The Song of Songs (part two)

The secular reading of The Song of Songs identifies it not only as a great love poem, but indeed as an erotic poem. From its first passages it uses both frank and euphemistic language to describe the attraction between the two enamored speakers. This, of course, presents a problem for the allegorical religious reading. The sages and many scholars since have attempted to coax a more chaste meaning from the poem and they have done so by noting The Song's frequent references to the natural beauty of the land of Israel. If Shir Ha'Shirim is indeed a metaphor for the love between God and Israel, that love is depicted as no less intimate, exclusive and sacred than the love between a husband and wife.

I have decided to apply some of my own translations to this reading of The Song of Songs, as some of the older translations (as is typical) lose some of the meaning in their attempts to adhere to certain conventions. Most namely, there is a tendency in Hebrew to English translation to add verbs that are not present in the text to compensate for the difficulties of making English phrases out of Hebrew words in the past and future tenses. For example, the poem begins with a purely sensual line that is often translated, "Let him kiss me with the kisses of his mouth" when in the Hebrew line there is no mention of the word "let" or "allow" or any other command verb. It is simply a future-tense version of the verb "to kiss". A more accurate translation is, "Would that his mouth kisses me- your adoration is better than wine".

This first line, excluding the title line, sets the tone for the rest of the poem. It is a luxurious piece that goes to great lengths to include multiple references to all kinds of finery. The lovers compare one another to wine, royal textiles, grand chariots and treasured spices. It almost feels like a precursor to a modern rapper bragging about how fine his girlfriend is. What's really interesting is that neither of the two loves in The Song of Songs are particularly wealthy. At best, they would be considered middle class. The male speaker is a shepherd and the female a worker in her family's vineyard. She even comments with some embarrassment about how dark her complexion is for having worked out in the sun all her life. For our purposes, I will be referring to the two speakers as Dodi (the man) and Rayati (the woman) from now on, as that is how they refer to one another.

At the beginning of the romance when Dodi and Rayati are first flirting, it is during a period of social awakening for Rayati. She has just been called into the company of the king, invited to "sit at his table" as the saying goes. It is never entirely clear whether this means Solomon has taken her as a concubine or not, though that always looms as a distinct possibility. As of the first chapter, things seem fairly innocent between the king and Rayati. Taken from her hard life as the last and least privileged child of her family and shown luxury, Rayati begins to want more for herself. She describes being forced through disrespect and malice to tend her brothers' vineyards and says, "But my own vineyard, I have not tended." This image of vineyards pops up elsewhere in the poem and is a clear symbol of personal prosperity, happiness and pleasure.

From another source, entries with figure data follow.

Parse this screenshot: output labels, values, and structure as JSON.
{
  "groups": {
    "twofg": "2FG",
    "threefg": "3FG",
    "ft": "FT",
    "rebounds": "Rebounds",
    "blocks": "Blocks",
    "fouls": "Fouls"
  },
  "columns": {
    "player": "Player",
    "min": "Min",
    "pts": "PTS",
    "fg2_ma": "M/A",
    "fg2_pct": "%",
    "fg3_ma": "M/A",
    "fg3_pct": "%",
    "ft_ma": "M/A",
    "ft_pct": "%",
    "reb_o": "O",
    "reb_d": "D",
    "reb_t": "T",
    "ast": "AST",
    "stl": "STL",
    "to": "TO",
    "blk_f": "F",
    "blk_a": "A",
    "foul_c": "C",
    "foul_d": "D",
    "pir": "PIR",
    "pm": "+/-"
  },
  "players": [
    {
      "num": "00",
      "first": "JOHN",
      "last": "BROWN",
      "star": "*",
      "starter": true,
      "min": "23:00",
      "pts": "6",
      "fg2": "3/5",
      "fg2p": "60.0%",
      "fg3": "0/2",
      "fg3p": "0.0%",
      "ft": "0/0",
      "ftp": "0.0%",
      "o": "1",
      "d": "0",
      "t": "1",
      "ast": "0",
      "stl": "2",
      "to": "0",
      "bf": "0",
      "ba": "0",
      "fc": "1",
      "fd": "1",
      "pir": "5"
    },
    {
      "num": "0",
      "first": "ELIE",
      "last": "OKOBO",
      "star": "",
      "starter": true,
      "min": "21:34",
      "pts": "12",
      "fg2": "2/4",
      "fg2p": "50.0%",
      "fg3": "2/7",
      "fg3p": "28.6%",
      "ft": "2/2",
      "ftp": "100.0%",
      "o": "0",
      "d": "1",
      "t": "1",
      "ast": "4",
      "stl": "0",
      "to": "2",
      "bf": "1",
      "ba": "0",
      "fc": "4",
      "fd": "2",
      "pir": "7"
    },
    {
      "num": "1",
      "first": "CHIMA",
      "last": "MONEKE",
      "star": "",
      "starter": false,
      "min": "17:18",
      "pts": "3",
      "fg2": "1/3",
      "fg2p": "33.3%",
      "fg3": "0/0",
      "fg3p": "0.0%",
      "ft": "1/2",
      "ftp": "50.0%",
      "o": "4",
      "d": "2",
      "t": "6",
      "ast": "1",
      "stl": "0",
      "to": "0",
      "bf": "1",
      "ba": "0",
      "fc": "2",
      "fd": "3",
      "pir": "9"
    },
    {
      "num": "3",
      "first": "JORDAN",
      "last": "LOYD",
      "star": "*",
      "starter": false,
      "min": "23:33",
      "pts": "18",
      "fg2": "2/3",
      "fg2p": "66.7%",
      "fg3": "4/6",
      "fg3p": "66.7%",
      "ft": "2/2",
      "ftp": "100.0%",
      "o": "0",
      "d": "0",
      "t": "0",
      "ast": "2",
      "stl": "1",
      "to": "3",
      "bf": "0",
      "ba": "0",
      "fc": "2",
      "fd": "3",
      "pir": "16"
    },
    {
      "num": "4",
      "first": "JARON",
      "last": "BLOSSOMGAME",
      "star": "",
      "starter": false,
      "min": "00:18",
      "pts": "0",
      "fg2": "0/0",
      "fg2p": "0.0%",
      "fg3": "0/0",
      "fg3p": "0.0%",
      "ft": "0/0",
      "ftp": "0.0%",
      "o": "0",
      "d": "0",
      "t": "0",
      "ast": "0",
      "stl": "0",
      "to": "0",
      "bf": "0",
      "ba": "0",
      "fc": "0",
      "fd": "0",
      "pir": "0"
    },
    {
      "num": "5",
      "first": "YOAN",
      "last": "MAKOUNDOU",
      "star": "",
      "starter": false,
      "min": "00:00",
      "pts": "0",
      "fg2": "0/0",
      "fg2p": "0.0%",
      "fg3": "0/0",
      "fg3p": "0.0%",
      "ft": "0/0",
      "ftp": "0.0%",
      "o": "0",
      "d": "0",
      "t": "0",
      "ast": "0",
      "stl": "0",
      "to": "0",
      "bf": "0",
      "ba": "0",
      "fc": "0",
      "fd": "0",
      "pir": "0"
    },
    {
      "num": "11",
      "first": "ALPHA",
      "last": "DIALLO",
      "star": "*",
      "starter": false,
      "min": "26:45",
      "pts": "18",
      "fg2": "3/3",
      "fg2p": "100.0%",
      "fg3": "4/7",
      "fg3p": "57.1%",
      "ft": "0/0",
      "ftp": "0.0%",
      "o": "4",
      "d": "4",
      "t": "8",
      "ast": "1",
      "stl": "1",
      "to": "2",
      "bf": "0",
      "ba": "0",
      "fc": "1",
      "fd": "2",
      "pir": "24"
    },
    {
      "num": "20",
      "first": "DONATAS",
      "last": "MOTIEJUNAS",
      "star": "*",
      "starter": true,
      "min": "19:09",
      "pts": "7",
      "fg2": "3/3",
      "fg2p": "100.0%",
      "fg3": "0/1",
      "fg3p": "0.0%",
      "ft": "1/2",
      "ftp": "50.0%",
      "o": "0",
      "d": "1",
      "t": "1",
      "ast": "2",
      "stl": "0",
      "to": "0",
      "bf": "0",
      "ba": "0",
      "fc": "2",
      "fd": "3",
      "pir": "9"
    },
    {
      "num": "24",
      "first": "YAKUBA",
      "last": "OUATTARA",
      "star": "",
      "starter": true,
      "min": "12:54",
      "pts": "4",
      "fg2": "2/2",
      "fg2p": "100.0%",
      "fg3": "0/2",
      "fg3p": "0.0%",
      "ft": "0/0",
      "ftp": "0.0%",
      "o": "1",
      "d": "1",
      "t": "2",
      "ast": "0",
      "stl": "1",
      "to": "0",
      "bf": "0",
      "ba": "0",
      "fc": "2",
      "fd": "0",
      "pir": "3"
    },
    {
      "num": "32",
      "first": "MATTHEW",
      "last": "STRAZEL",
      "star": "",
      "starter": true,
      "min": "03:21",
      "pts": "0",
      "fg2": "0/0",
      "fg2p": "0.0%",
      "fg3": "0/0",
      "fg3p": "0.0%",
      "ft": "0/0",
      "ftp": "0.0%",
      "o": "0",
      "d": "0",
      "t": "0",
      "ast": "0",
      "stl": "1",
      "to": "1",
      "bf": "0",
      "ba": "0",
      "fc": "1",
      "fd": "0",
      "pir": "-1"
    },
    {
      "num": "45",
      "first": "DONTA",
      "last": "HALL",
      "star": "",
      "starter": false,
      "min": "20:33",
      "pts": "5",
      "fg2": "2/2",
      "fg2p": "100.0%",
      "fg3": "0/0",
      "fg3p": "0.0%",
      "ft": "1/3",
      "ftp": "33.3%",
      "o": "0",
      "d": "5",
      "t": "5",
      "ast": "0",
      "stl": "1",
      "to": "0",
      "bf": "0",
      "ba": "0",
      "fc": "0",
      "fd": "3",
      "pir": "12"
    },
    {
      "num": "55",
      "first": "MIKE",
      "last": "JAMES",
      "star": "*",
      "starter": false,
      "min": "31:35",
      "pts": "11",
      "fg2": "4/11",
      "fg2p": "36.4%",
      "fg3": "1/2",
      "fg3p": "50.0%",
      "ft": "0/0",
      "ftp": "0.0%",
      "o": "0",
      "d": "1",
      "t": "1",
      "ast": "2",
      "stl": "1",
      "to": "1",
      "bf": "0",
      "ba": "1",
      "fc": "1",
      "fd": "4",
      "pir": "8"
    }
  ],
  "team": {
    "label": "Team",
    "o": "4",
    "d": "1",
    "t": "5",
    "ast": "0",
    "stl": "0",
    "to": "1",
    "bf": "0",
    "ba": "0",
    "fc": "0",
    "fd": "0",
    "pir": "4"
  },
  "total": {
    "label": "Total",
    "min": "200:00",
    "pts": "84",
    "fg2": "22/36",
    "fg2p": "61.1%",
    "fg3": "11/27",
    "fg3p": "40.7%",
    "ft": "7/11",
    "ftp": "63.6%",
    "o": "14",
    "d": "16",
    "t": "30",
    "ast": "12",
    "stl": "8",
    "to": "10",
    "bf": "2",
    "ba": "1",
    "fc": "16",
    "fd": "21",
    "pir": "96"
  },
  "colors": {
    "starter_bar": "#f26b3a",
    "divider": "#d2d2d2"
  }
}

Rayati sits at the king's table, pondering her own fulfillment and how it relates to the young shepherd she calls Dodi. As she contemplates organizing a meeting with him she says, Nirdi natav rekho, "My spikenard (or possibly lavender) sent out its fragrance". The term Nird refers to a flower, most likely the spikenard, aka the muskroot, a plant that at that time would have been associated with India (it is not native to the Levant) and was used to make a perfume but also had some use as a prenatal health herb. It is very easy to read a sexual undertone in this line, especially since the lines that follow also more overtly reference body parts. For those looking for the religious reading, Dodi closes the chapter by referring to various features of the Israeli countryside as the couch and house he shares with Rayati. Plainly, if God and Israel are husband and wife, then the land itself is their home and bedchamber.